Hello Anthony Altieri, Software Engineer

What is your superpower?

I can think in code. Whether it be work or life-related, the first thing I do to help me solve any kind of problem is code. Even when doing chores or going to the market, my mind thinks in algorithms. I've always been a visual and process-oriented person, which fits nicely into code.

Can you tell me about your journey up to this point as a software engineer at Time by Ping?

My journey centers around startups. Even before working professionally, I actually created my own e-learning company with a couple of college friends, and I was the technical co-founder. We had no seed money, so we had to make everything ourselves. Because of this, I gained a wide breadth of knowledge and experience in different areas.

I’ve also worked for startups my entire professional career, always in various technical roles. I started out of college as a full-stack engineer. I then ended up adding infrastructure and DevOps to my responsibilities. 

At Time by Ping, I also started as a full-stack engineer, focused on onboarding. Because we're a small company, and with my range of experience, I floated around to a lot of different projects, from processes to architecture to documentation, and even to design. Eventually, I settled where I am now, as a software engineer, mostly focused on the back end.

What drew you to Time by Ping -  the mission, the people, the opportunity?

It was a combination of the people and the opportunity.

The most impactful thing you can do as a software engineer is to build something that affects a lot of people's lives. At Time by Ping, we have the opportunity to change how people work. 

Secondly, the people I've met are extraordinary. They aren’t just smart – they are approachable, effective, and kind. I’ve found more of these people here than anywhere else in my life.

What was it about timekeeping specifically, or TBP's product, that drew you in?

My dad was a worker's comp attorney. He had his own practice, and I spent a lot of my time after school and over the summer helping out and playing on the computers. I always liked computers when I was a kid. I remember distinctly how horrible the law office’s software was, so I have firsthand experience with what doesn’t work. I thought it would be pretty meaningful if I could make an impact on fixing it.

What are you most proud to have worked on at TBP?

There are two that come to mind. 

I wrote a tool that spins up all of our architecture for infrastructure for new clients. When we add a new client, my tool will create all the necessary servers and databases to power that client. Our entire manual process used to take a couple days because there are a lot of steps due to our security requirements. What I did is take about half of that and reduce it to a couple commands you run on your computer. Then it does everything for you, decreasing the time to get everything up and running.

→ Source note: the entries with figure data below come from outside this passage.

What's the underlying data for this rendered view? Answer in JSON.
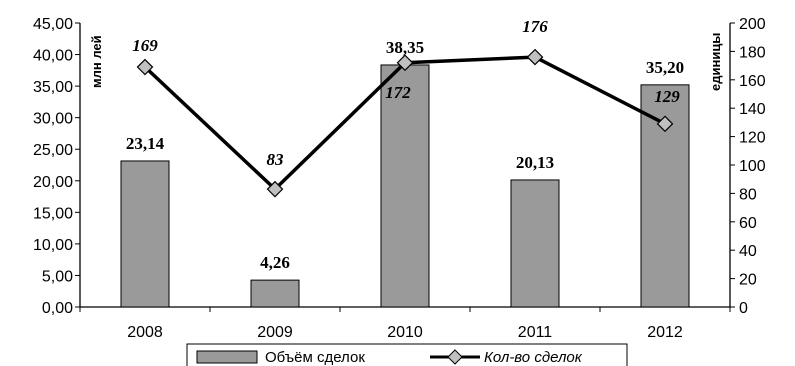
{
  "chart_data": {
    "type": "bar",
    "categories": [
      "2008",
      "2009",
      "2010",
      "2011",
      "2012"
    ],
    "y_left": {
      "label": "млн лей",
      "min": 0,
      "max": 45,
      "ticks": [
        "0,00",
        "5,00",
        "10,00",
        "15,00",
        "20,00",
        "25,00",
        "30,00",
        "35,00",
        "40,00",
        "45,00"
      ]
    },
    "y_right": {
      "label": "единицы",
      "min": 0,
      "max": 200,
      "ticks": [
        "0",
        "20",
        "40",
        "60",
        "80",
        "100",
        "120",
        "140",
        "160",
        "180",
        "200"
      ]
    },
    "series": [
      {
        "name": "Объём сделок",
        "type": "bar",
        "axis": "left",
        "values": [
          23.14,
          4.26,
          38.35,
          20.13,
          35.2
        ],
        "labels": [
          "23,14",
          "4,26",
          "38,35",
          "20,13",
          "35,20"
        ],
        "color": "#9a9a9a"
      },
      {
        "name": "Кол-во сделок",
        "type": "line",
        "axis": "right",
        "values": [
          169,
          83,
          172,
          176,
          129
        ],
        "labels": [
          "169",
          "83",
          "172",
          "176",
          "129"
        ],
        "color": "#000000",
        "marker_color": "#c0c0c0"
      }
    ],
    "grid": false,
    "legend": "bottom"
  }
}
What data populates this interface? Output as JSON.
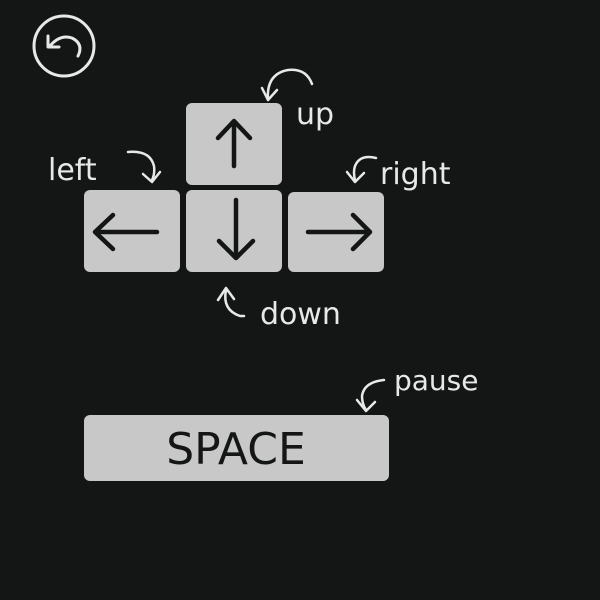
{
  "screen": {
    "background_color": "#141616",
    "key_color": "#c8c8c8",
    "ink_color": "#141616",
    "label_color": "#e8e8e8"
  },
  "back_button": {
    "icon": "back-arrow-icon"
  },
  "keys": {
    "up": {
      "icon": "arrow-up-icon"
    },
    "left": {
      "icon": "arrow-left-icon"
    },
    "down": {
      "icon": "arrow-down-icon"
    },
    "right": {
      "icon": "arrow-right-icon"
    },
    "space": {
      "label": "SPACE"
    }
  },
  "labels": {
    "up": "up",
    "left": "left",
    "down": "down",
    "right": "right",
    "pause": "pause"
  }
}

I also wrote our Microsoft Teams integration. Lawyers take a lot of calls, and it’s important that our software can log them. Part of our value proposition is enabling lawyers to break free from needing to manually record everything they do. Our software previously only logged the phone system, but in this “work from anywhere in the world” environment, Microsoft Teams has become an important tool in a lawyer’s daily functions. Our software is less effective if it leaves big gaps of time that are unaccounted for, so I wrote the code that leverages Microsoft APIs to log these calls.

What did you learn from your experience being a founder? 

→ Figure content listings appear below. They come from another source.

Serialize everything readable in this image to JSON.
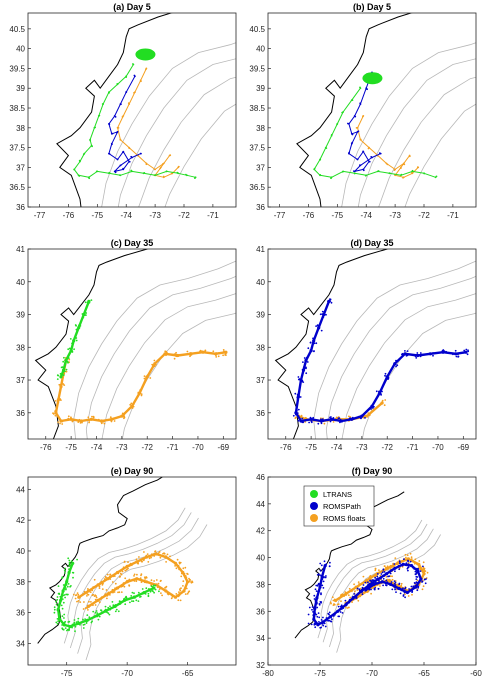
{
  "colors": {
    "ltrans": "#22dd22",
    "romspath": "#0000cc",
    "romsfloats": "#f4a020",
    "coast": "#000000",
    "isobath": "#b8b8b8"
  },
  "legend": {
    "entries": [
      "LTRANS",
      "ROMSPath",
      "ROMS floats"
    ]
  },
  "chart_data": [
    {
      "type": "scatter",
      "title": "(a) Day  5",
      "xticks": [
        -77,
        -76,
        -75,
        -74,
        -73,
        -72,
        -71
      ],
      "yticks": [
        36,
        36.5,
        37,
        37.5,
        38,
        38.5,
        39,
        39.5,
        40,
        40.5
      ],
      "xlim": [
        -77.4,
        -70.2
      ],
      "ylim": [
        36,
        40.9
      ],
      "series": [
        {
          "name": "LTRANS",
          "lon": [
            -73.75,
            -74.0,
            -74.3,
            -74.6,
            -74.8,
            -74.95,
            -75.1,
            -75.25,
            -75.2,
            -75.45,
            -75.6,
            -75.8,
            -75.65,
            -75.3,
            -75.0,
            -74.6,
            -74.2,
            -73.8,
            -73.4,
            -73.0,
            -72.6,
            -72.2,
            -71.9,
            -71.6
          ],
          "lat": [
            39.6,
            39.3,
            39.1,
            38.9,
            38.6,
            38.3,
            38.0,
            37.7,
            37.55,
            37.35,
            37.15,
            36.95,
            36.8,
            36.75,
            36.9,
            36.85,
            36.8,
            36.9,
            36.85,
            36.8,
            36.9,
            36.85,
            36.8,
            36.75
          ]
        },
        {
          "name": "ROMSPath",
          "lon": [
            -73.7,
            -74.0,
            -74.2,
            -74.4,
            -74.6,
            -74.5,
            -74.3,
            -74.5,
            -74.6,
            -74.3,
            -74.1,
            -73.9,
            -74.1,
            -74.4,
            -74.2,
            -73.8,
            -73.5
          ],
          "lat": [
            39.3,
            38.9,
            38.6,
            38.3,
            38.1,
            37.85,
            37.9,
            37.6,
            37.35,
            37.2,
            37.4,
            37.15,
            36.95,
            36.9,
            37.05,
            37.25,
            37.35
          ]
        },
        {
          "name": "ROMS floats",
          "lon": [
            -73.3,
            -73.5,
            -73.7,
            -73.9,
            -74.1,
            -74.3,
            -74.2,
            -73.9,
            -73.6,
            -73.3,
            -73.0,
            -72.7,
            -72.5,
            -72.8,
            -73.0,
            -72.7,
            -72.4,
            -72.2
          ],
          "lat": [
            39.5,
            39.2,
            38.9,
            38.6,
            38.3,
            38.0,
            37.7,
            37.5,
            37.3,
            37.1,
            36.95,
            37.1,
            37.3,
            37.0,
            36.8,
            36.75,
            36.85,
            37.0
          ]
        }
      ]
    },
    {
      "type": "scatter",
      "title": "(b) Day  5",
      "xticks": [
        -77,
        -76,
        -75,
        -74,
        -73,
        -72,
        -71
      ],
      "yticks": [
        36,
        36.5,
        37,
        37.5,
        38,
        38.5,
        39,
        39.5,
        40,
        40.5
      ],
      "xlim": [
        -77.4,
        -70.2
      ],
      "ylim": [
        36,
        40.9
      ],
      "series": [
        {
          "name": "LTRANS",
          "lon": [
            -74.2,
            -74.5,
            -74.8,
            -75.0,
            -75.2,
            -75.4,
            -75.6,
            -75.8,
            -75.6,
            -75.2,
            -74.8,
            -74.4,
            -74.0,
            -73.6,
            -73.2,
            -72.8,
            -72.4,
            -72.0,
            -71.6
          ],
          "lat": [
            39.0,
            38.7,
            38.4,
            38.1,
            37.8,
            37.5,
            37.2,
            36.95,
            36.8,
            36.75,
            36.9,
            36.85,
            36.8,
            36.9,
            36.85,
            36.8,
            36.9,
            36.85,
            36.75
          ]
        },
        {
          "name": "ROMSPath",
          "lon": [
            -73.8,
            -74.0,
            -74.2,
            -74.4,
            -74.6,
            -74.5,
            -74.3,
            -74.5,
            -74.6,
            -74.3,
            -74.1,
            -73.9,
            -74.1,
            -74.4,
            -74.2,
            -73.8,
            -73.5
          ],
          "lat": [
            39.4,
            39.0,
            38.6,
            38.3,
            38.1,
            37.85,
            37.9,
            37.6,
            37.35,
            37.2,
            37.4,
            37.15,
            36.95,
            36.9,
            37.05,
            37.25,
            37.35
          ]
        },
        {
          "name": "ROMS floats",
          "lon": [
            -74.1,
            -74.3,
            -74.2,
            -73.9,
            -73.6,
            -73.3,
            -73.0,
            -72.7,
            -72.5,
            -72.8,
            -73.0,
            -72.7,
            -72.4,
            -72.2
          ],
          "lat": [
            38.3,
            38.0,
            37.7,
            37.5,
            37.3,
            37.1,
            36.95,
            37.1,
            37.3,
            37.0,
            36.8,
            36.75,
            36.85,
            37.0
          ]
        }
      ]
    },
    {
      "type": "scatter",
      "title": "(c) Day  35",
      "xticks": [
        -76,
        -75,
        -74,
        -73,
        -72,
        -71,
        -70,
        -69
      ],
      "yticks": [
        36,
        37,
        38,
        39,
        40,
        41
      ],
      "xlim": [
        -76.7,
        -68.5
      ],
      "ylim": [
        35.2,
        41
      ],
      "series": [
        {
          "name": "LTRANS",
          "lon": [
            -74.3,
            -74.5,
            -74.7,
            -74.9,
            -75.0,
            -75.2,
            -75.3,
            -75.4
          ],
          "lat": [
            39.4,
            39.0,
            38.6,
            38.2,
            37.9,
            37.6,
            37.3,
            37.1
          ]
        },
        {
          "name": "ROMS floats",
          "lon": [
            -75.2,
            -75.3,
            -75.4,
            -75.5,
            -75.6,
            -75.4,
            -75.0,
            -74.6,
            -74.2,
            -73.8,
            -73.4,
            -73.0,
            -72.6,
            -72.3,
            -72.0,
            -71.7,
            -71.3,
            -70.8,
            -70.3,
            -69.8,
            -69.3,
            -68.9
          ],
          "lat": [
            37.6,
            37.2,
            36.8,
            36.4,
            36.0,
            35.75,
            35.8,
            35.75,
            35.8,
            35.75,
            35.8,
            35.9,
            36.2,
            36.6,
            37.1,
            37.5,
            37.8,
            37.75,
            37.8,
            37.85,
            37.8,
            37.85
          ]
        }
      ]
    },
    {
      "type": "scatter",
      "title": "(d) Day  35",
      "xticks": [
        -76,
        -75,
        -74,
        -73,
        -72,
        -71,
        -70,
        -69
      ],
      "yticks": [
        36,
        37,
        38,
        39,
        40,
        41
      ],
      "xlim": [
        -76.7,
        -68.5
      ],
      "ylim": [
        35.2,
        41
      ],
      "series": [
        {
          "name": "ROMSPath",
          "lon": [
            -74.3,
            -74.5,
            -74.7,
            -74.9,
            -75.0,
            -75.2,
            -75.3,
            -75.4,
            -75.5,
            -75.6,
            -75.4,
            -75.0,
            -74.6,
            -74.2,
            -73.8,
            -73.4,
            -73.0,
            -72.6,
            -72.3,
            -72.0,
            -71.7,
            -71.3,
            -70.8,
            -70.3,
            -69.8,
            -69.3,
            -68.9
          ],
          "lat": [
            39.4,
            39.0,
            38.6,
            38.2,
            37.9,
            37.6,
            37.3,
            37.0,
            36.5,
            36.0,
            35.75,
            35.8,
            35.75,
            35.8,
            35.75,
            35.8,
            35.9,
            36.2,
            36.6,
            37.1,
            37.5,
            37.8,
            37.75,
            37.8,
            37.85,
            37.8,
            37.85
          ]
        },
        {
          "name": "ROMS floats",
          "lon": [
            -75.5,
            -75.2,
            -74.6,
            -74.0,
            -73.4,
            -72.8,
            -72.2
          ],
          "lat": [
            35.9,
            35.8,
            35.75,
            35.8,
            35.8,
            35.9,
            36.3
          ]
        }
      ]
    },
    {
      "type": "scatter",
      "title": "(e) Day  90",
      "xticks": [
        -75,
        -70,
        -65
      ],
      "yticks": [
        34,
        36,
        38,
        40,
        42,
        44
      ],
      "xlim": [
        -78.2,
        -61
      ],
      "ylim": [
        32.6,
        44.8
      ],
      "series": [
        {
          "name": "LTRANS",
          "lon": [
            -74.5,
            -74.8,
            -75.0,
            -75.3,
            -75.5,
            -75.7,
            -75.6,
            -75.2,
            -74.7,
            -74.0,
            -73.3,
            -72.5,
            -71.8,
            -71.0,
            -70.2,
            -69.4,
            -68.6,
            -67.8
          ],
          "lat": [
            39.2,
            38.6,
            38.0,
            37.4,
            36.8,
            36.2,
            35.6,
            35.2,
            35.1,
            35.3,
            35.5,
            35.8,
            36.1,
            36.4,
            36.8,
            37.0,
            37.3,
            37.6
          ]
        },
        {
          "name": "ROMS floats",
          "lon": [
            -74.0,
            -73.2,
            -72.4,
            -71.6,
            -70.8,
            -70.0,
            -69.2,
            -68.4,
            -67.6,
            -66.8,
            -66.0,
            -65.4,
            -65.0,
            -65.3,
            -66.0,
            -66.8,
            -67.6,
            -68.4,
            -69.2,
            -70.0,
            -70.8,
            -71.6,
            -72.4,
            -73.2
          ],
          "lat": [
            37.0,
            37.4,
            37.8,
            38.2,
            38.6,
            39.0,
            39.3,
            39.6,
            39.8,
            39.6,
            39.2,
            38.6,
            38.0,
            37.4,
            37.0,
            37.4,
            37.8,
            38.0,
            38.2,
            38.0,
            37.6,
            37.2,
            36.8,
            36.4
          ]
        }
      ]
    },
    {
      "type": "scatter",
      "title": "(f) Day  90",
      "xticks": [
        -80,
        -75,
        -70,
        -65,
        -60
      ],
      "yticks": [
        32,
        34,
        36,
        38,
        40,
        42,
        44,
        46
      ],
      "xlim": [
        -80,
        -60
      ],
      "ylim": [
        32,
        46
      ],
      "legend": "top-left",
      "series": [
        {
          "name": "ROMSPath",
          "lon": [
            -74.5,
            -74.8,
            -75.0,
            -75.3,
            -75.5,
            -75.6,
            -75.2,
            -74.7,
            -74.0,
            -73.3,
            -72.5,
            -71.8,
            -71.0,
            -70.2,
            -69.4,
            -68.6,
            -67.8,
            -67.0,
            -66.2,
            -65.6,
            -65.3,
            -65.8,
            -66.6,
            -67.4,
            -68.2,
            -69.0,
            -69.8,
            -70.6
          ],
          "lat": [
            39.4,
            38.6,
            37.8,
            37.0,
            36.2,
            35.4,
            35.0,
            35.2,
            35.6,
            36.0,
            36.5,
            37.0,
            37.5,
            38.0,
            38.4,
            38.8,
            39.2,
            39.5,
            39.4,
            39.0,
            38.4,
            37.8,
            37.4,
            37.7,
            38.0,
            38.2,
            38.0,
            37.6
          ]
        },
        {
          "name": "ROMS floats",
          "lon": [
            -73.5,
            -72.5,
            -71.5,
            -70.5,
            -69.5,
            -68.5,
            -67.5,
            -66.5,
            -65.5,
            -65.0,
            -65.5,
            -66.5,
            -67.5,
            -68.5,
            -69.5,
            -70.5,
            -71.5,
            -72.5
          ],
          "lat": [
            36.8,
            37.3,
            37.8,
            38.3,
            38.8,
            39.2,
            39.6,
            39.9,
            39.5,
            38.8,
            38.0,
            37.5,
            37.9,
            38.3,
            38.0,
            37.5,
            37.0,
            36.6
          ]
        }
      ]
    }
  ]
}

When you're an engineer, it's easy to get distracted by the task at hand, whether that be the feature implementation or the design you're creating. When you're a founder, however, you are zooming out and creating something that provides value for your customer. Having my own startup taught me the importance of figuring out what the value is and then building the technology, as opposed to the other way around. If you don't have both sides of the equation and you only have the technology, you're not going to build the most elegant solution to solve a true need.

Do you have an example of how you’ve gone through that process of defining the value and building for that at TBP?

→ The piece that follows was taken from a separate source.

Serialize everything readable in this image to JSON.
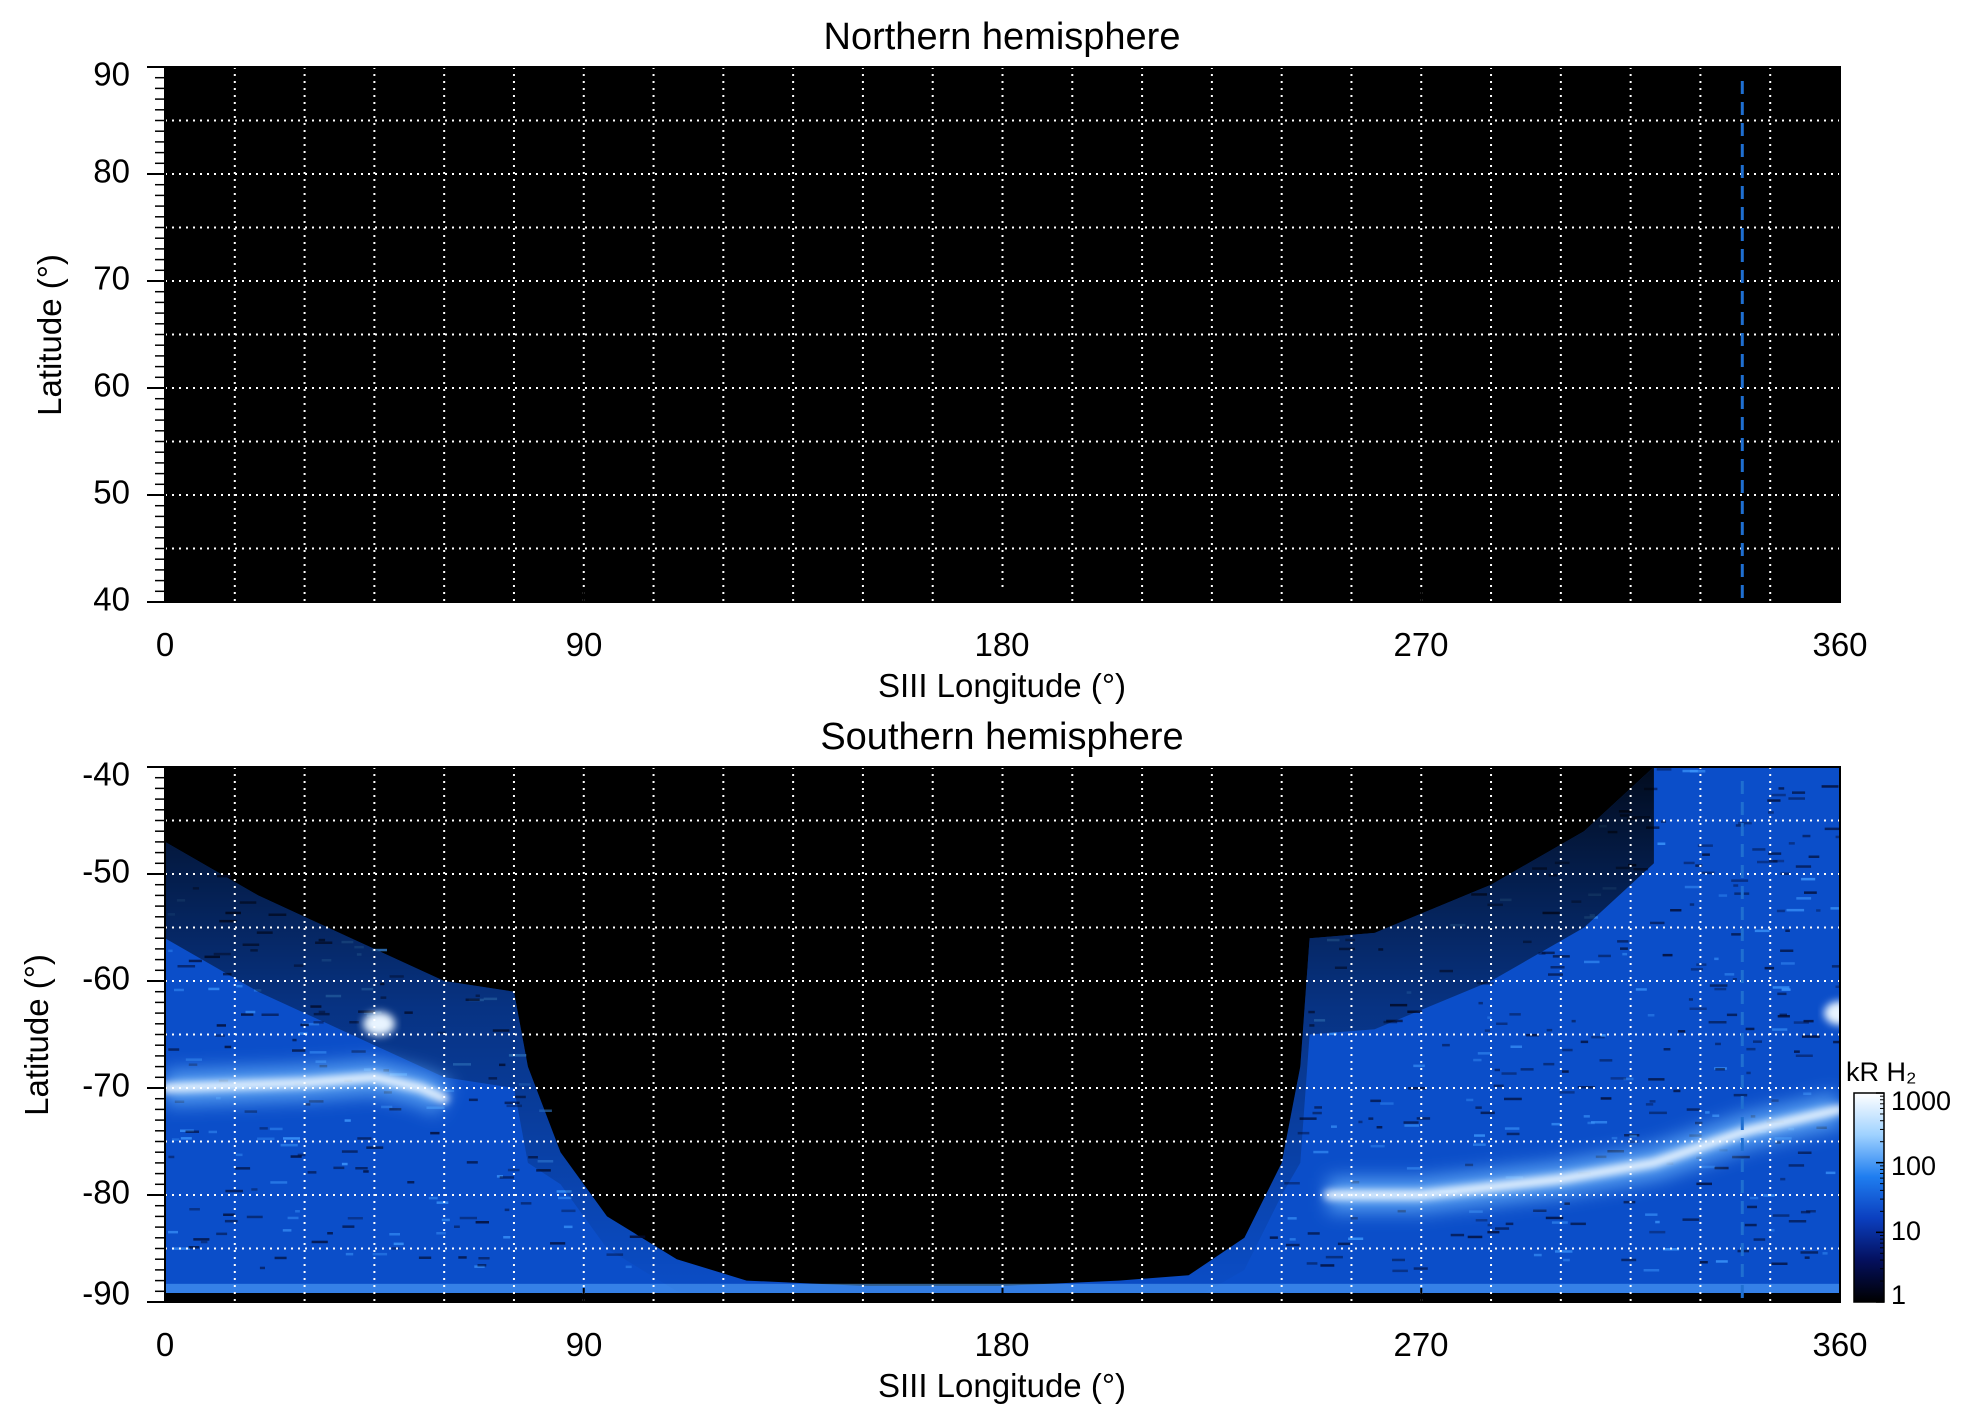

I think our product team is fantastic at doing user interviews. They're good at getting quantitative data on how our customers use our application. Then they work with us engineers to describe technical requirements that meet our customers' needs.

We do a good job of making sure that each person in the chain is aware of what he or she needs to do, not only for their job requirements but also for the stakeholders.

What are some key elements that you take into consideration when designing new software systems?

I code for fun, and I probably will for the rest of my life. I am a little bit obsessed with writing maintainable, readable code. So I think it’s important to create systems that are scalable and to be able to demonstrate where and when we need to make choices for performance. 

An easy trap to fall into is optimizing for performance situations that you assume will happen, rather than letting your users show you where the issues are. You let the data guide you in the right direction. I'm stealing someone's quote here, but, “Intuition is for making your experiment, the data is for determining what you should do.”

What's an exciting company challenge you're looking forward to tackling this year in 2022?

Implementing at an even greater scale. We’re growing really rapidly, which means that we’re getting even more quantitative data to provide performance enhancements to our software. This is an exciting milestone for us because, like any startup, we began with only a few users. 

It can also be hectic because users often have opinions that may or may not align with the data.